—El traductor deconstruye una materialidad para reconstruirla en otra,
nueva, que quiere ser la misma.
—¿Otra vez hablando en difícil, usté? ¿No tiene manera de ser más
claro?
—La claridad o la opacidad son también dos caras de lo mismo, sobre
todo en lo que hace a las palabras. Toda palabra es transparente y opaca al
mismo tiempo. Cualquier traductor lo sabe.
—No me venga con esas cosas, que no hay manera, ¿quiere? Si una cosa es
transparente no puede ser opaca.
—Una palabra es una cosa y no lo es. Es clara y no lo es. Y mi
definición de los traductores es difícil solo porque usted no quiere
entenderla.
—Hábleme en criollo. Dígala como se debe y la entenderé, pero si me
viene con que el sol hace ladrillos y los derrite…
—¡Exactamente! Jamás podría yo haberlo dicho mejor. Solo que el
traductor procede al revés: primero derrite los ladrillos que otro sol
construyó y luego los reconstruye, tratando de que sean iguales, aunque, claro…
pero a buen entendedor…
—No me va a venir ahora con que lo que yo digo es lo mismo que usté
dice, porque está claro que no. Si ni siquiera le entiendo.
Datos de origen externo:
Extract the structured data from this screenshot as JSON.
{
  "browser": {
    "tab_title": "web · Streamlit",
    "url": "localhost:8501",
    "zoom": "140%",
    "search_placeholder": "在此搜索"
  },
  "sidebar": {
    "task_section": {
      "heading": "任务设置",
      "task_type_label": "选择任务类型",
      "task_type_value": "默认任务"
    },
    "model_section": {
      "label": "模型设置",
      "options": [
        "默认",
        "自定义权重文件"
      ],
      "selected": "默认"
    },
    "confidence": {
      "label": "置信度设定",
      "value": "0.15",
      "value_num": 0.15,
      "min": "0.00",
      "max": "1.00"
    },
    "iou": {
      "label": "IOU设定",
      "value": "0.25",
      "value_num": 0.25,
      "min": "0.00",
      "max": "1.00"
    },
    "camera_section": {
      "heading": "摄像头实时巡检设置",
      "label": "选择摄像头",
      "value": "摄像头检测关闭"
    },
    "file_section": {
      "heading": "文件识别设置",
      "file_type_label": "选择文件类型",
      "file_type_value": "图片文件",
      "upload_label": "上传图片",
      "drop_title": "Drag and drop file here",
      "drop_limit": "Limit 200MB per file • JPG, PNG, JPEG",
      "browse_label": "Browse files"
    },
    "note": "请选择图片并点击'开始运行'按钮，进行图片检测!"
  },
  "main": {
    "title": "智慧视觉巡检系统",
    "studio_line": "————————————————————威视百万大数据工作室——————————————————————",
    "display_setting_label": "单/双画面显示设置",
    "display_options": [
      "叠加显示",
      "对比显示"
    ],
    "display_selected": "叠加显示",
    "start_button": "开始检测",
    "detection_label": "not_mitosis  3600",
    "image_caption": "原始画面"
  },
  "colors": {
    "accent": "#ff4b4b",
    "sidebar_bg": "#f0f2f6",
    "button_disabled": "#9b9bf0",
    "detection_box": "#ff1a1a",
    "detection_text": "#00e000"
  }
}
—Usted entiende más de lo que admite.
—¡No se lo permito!
—Permita lo que quiera, o lo que pueda, que después de todo el hombre
es más una suma de poderes que de quereres, pero sepa que el traductor no es
más que un caminador de puentes.
—¿Puentes? ¿Pero de qué me habla? ¿No eran ladrillos?
—Ladrillos que el sol construye, efectivamente.
—Que sí, que sí, que eso ya me lo dijo. Y que después destruye.
—Eso sí que no, si me disculpa. Un traductor no destruye, sino que
deconstruye, que no es lo mismo.
—Vea que yo soy bruto, pero no como vidrio.
—Ni yo se lo sugeriría.
—¿Se está burlando?
—Lejos de mí.
—No. Le pregunto si se está burlando aquí, donde estamos usté y yo, no
lejos.
—Jamás podría burlarme de su sapiencia.
—¿Me está llamando sapo?
—Sapiencia o sabiduría, llámela como quiera, pero hay algo en usted que
escapa a los tiempos y se detiene en las palabras.
—Las únicas palabras que recuerdo son las que los míos vienen diciendo
desde siempre.
—Refranes, los llaman, y sé que es así. Ya lo he leído.
—Me estará confundiendo. Yo no sé escribir.
—No sabrá, pero yo sé leer, y lo he leído.
—No se burle.
—No lo hago.
—Pero… ¿de qué hablábamos?
—De traductores.
—Ah, sí. Y me acordé de mi tío el zen, el que me viene con cosas como
el pez náufrago y se queda mirando la paré.
—Oiga, que usted no comerá vidrio, pero yo he leído, y eso no es de su
tío el zen, sino de Macedonio.
—¿Lo conoce?
—¿Pero su tío no era de tierras más lejanas?
—Ese es otro. ¿O se cree que yo tengo un solo tío?
—Compruebo, y con placer, que sus tíos han construido nuestra lengua a
uno y otro lado de la mar.
—¿No era el mar?
—Es lo mismo.
—Total, es sólo agua, ¿verdá?
—O palabras, como prefiera.
Así siguieron discurseando
largo rato los dos hombres. El más bajo sacó de su rucio una pieza de queso y
le ofreció una mitad al otro. Junto al fuego, dejaron un espacio para que se
acomodara el alto y flaco que en algún momento llegaría. Dejaron el yelmo a un
costado. Mientras comían, callaron. El narrador también calló, y salió a
comprar tinta para que el traductor, al llegar, siguiera empujando la rueda del
molino de las palabras y la historia de la historia continuara.
(Escribí este texto hace siete años para el sitio web de la agencia de traducción que tenían la Au y el JL. El sitio web ya no existe; el texto, sí. Creo.)